The real reason for the custom build though is that we compile in our agent into the binary so the whole deployment that goes out to all nodes and broker is basically what you see below, no further dependencies at all, this makes for quite a nice deployment story since we’re a bit challenged in that regard.
$ rpm -ql choria /etc/choria/broker.conf /etc/choria/server.conf /etc/logrotate.d/choria /etc/init.d/choria-broker /etc/init.d/choria-server /etc/sysconfig/choria-broker /etc/sysconfig/choria-server /usr/sbin/choria |
Other than this custom agent and no SSL we’re about on par what you’d get if you just install Choria from the repos.
Network Broker Setup
The Choria Network Broker is deployed basically exactly as the docs. Including setting the sysctl values to what was specified in the docs.
identity = choria1.example.net logfile = /var/log/choria.log plugin.choria.stats_address = :: plugin.choria.stats_port = 8222 plugin.choria.network.listen_address = :: plugin.choria.network.client_port = 4222 plugin.choria.network.peer_port = 4223 |
Most of this isn’t even needed basically if you use defaults like you should.
Server Setup
The server setup was even more boring:
logger_type = file logfile = /var/log/choria.log plugin.choria.middleware_hosts = choria1.example.net plugin.choria.use_srv = false |
Deployment
So we were being quite conservative and deployed it in batches of 50 a time, you can see the graph below of this process as seen from the Choria Network Broker (click for larger):
This is all pretty boring actually, quite predictable growth in memory, go routines, cpu etc. The messages you see being sent is me doing lots of pings and rpc’s and stuff just to check it’s all going well.
$ ps -auxw|grep choria root 22365 12.9 14.4 2879712 1175928 ? Sl Mar06 241:34 /usr/choria broker --config=.... |
# a bit later than the image above $ sudo netstat -anp|grep 22365|grep ESTAB|wc -l 58319 |
Outcome
So how does work in practise? In the past we’d have had a lot of issues with getting consistency out of a network of even 10% this size, I was quite confident it was not the Ruby side, but you never know?
Well, lets look at this one, I set discovery_timeout = 20 in my client configuration:
$ mco rpc rpcutil ping --display failed |
Finished processing 51152 / 51152 hosts in 20675.80 ms Finished processing 51152 / 51152 hosts in 20746.82 ms Finished processing 51152 / 51152 hosts in 20778.17 ms Finished processing 51152 / 51152 hosts in 22627.80 ms Finished processing 51152 / 51152 hosts in 20238.92 ms |
That’s a huge huge improvement, and this is without fancy discovery methods or databases or anything – it’s the, generally fairly unreliable, broadcast based method of discovery. These same nodes on a big RabbitMQ cluster never gets a consistent result (and it’s 40 seconds slower), so this is a huge win for me.

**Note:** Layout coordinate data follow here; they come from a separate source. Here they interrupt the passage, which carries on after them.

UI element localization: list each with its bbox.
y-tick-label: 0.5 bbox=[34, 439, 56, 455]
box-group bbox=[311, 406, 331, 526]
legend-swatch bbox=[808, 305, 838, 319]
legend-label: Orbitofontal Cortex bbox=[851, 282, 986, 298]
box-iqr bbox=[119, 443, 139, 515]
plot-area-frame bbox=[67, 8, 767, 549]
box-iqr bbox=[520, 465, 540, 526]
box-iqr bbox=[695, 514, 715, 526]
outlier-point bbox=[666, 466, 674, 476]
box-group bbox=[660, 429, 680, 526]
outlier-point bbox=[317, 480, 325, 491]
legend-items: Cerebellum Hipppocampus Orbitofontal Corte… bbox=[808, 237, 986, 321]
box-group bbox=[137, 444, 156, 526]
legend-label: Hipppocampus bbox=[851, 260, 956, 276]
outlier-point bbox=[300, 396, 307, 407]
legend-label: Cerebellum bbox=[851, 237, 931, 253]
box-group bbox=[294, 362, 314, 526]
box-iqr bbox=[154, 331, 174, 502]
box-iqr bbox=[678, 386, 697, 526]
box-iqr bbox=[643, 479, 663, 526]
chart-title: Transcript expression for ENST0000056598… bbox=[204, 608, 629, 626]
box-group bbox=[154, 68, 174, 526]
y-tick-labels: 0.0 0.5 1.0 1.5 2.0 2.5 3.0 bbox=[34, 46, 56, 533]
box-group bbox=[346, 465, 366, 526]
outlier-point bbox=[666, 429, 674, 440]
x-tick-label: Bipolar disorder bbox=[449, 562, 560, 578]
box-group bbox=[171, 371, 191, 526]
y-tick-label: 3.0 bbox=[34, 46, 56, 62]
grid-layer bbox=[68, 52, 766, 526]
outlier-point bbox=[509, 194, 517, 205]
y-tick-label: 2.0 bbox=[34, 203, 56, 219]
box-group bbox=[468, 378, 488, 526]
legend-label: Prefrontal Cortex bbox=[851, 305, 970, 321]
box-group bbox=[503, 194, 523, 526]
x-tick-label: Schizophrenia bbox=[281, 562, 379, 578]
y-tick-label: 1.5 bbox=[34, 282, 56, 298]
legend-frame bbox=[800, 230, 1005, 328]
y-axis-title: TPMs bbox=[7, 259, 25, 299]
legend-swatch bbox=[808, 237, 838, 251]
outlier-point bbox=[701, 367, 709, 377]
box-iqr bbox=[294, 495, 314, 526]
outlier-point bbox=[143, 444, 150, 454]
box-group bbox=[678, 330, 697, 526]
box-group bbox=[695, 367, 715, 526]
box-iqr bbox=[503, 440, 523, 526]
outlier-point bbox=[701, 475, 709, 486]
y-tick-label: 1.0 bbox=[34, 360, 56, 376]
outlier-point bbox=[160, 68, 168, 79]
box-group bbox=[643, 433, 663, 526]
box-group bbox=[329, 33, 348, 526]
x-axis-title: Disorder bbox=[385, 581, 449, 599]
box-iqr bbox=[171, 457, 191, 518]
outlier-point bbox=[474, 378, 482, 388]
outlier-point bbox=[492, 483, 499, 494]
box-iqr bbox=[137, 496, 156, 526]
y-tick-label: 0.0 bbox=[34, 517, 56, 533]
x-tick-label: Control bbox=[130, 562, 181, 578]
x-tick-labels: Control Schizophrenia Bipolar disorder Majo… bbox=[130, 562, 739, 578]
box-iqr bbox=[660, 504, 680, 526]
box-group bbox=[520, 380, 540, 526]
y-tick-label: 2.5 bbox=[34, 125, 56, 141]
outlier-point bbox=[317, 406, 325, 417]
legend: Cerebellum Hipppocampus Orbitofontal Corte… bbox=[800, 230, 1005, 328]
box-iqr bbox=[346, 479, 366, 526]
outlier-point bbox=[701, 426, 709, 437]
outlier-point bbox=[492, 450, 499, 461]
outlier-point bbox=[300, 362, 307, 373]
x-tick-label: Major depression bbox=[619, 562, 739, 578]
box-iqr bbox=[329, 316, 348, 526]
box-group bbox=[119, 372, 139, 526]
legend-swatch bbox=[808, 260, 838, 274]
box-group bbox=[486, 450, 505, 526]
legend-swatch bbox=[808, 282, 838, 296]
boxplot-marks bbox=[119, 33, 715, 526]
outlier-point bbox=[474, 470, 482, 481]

I am still using the Ruby code here of course and it’s single threaded and stuck on 1 CPU, so in practise it’s going to have a hard ceiling of churning through about 2500 to 3000 replies/second, hence the long timeouts there.
I have a go based ping, it round trips this network in less than 3.5 seconds quite reliably – wow.
The broker peaked at 25Mbps at times when doing many concurrent RPC requests and pings etc, but it’s all just been pretty good with no surprises.
The ruby client is a bit big so as a final test I bumped the RAM on this node to 16GB. If I run 6 x RPC clients at exactly the same time doing a full estate RPC round trip (including broadcast based discovery) all 6 clients get exactly the same results consistently. So I guess I know the Ruby code was never the problem and I am very glad to see code I designed and wrote in 2009 scaling to this size – the Ruby client code really have never been touched after initial development.
So, that’s about it, I really can’t complain about this.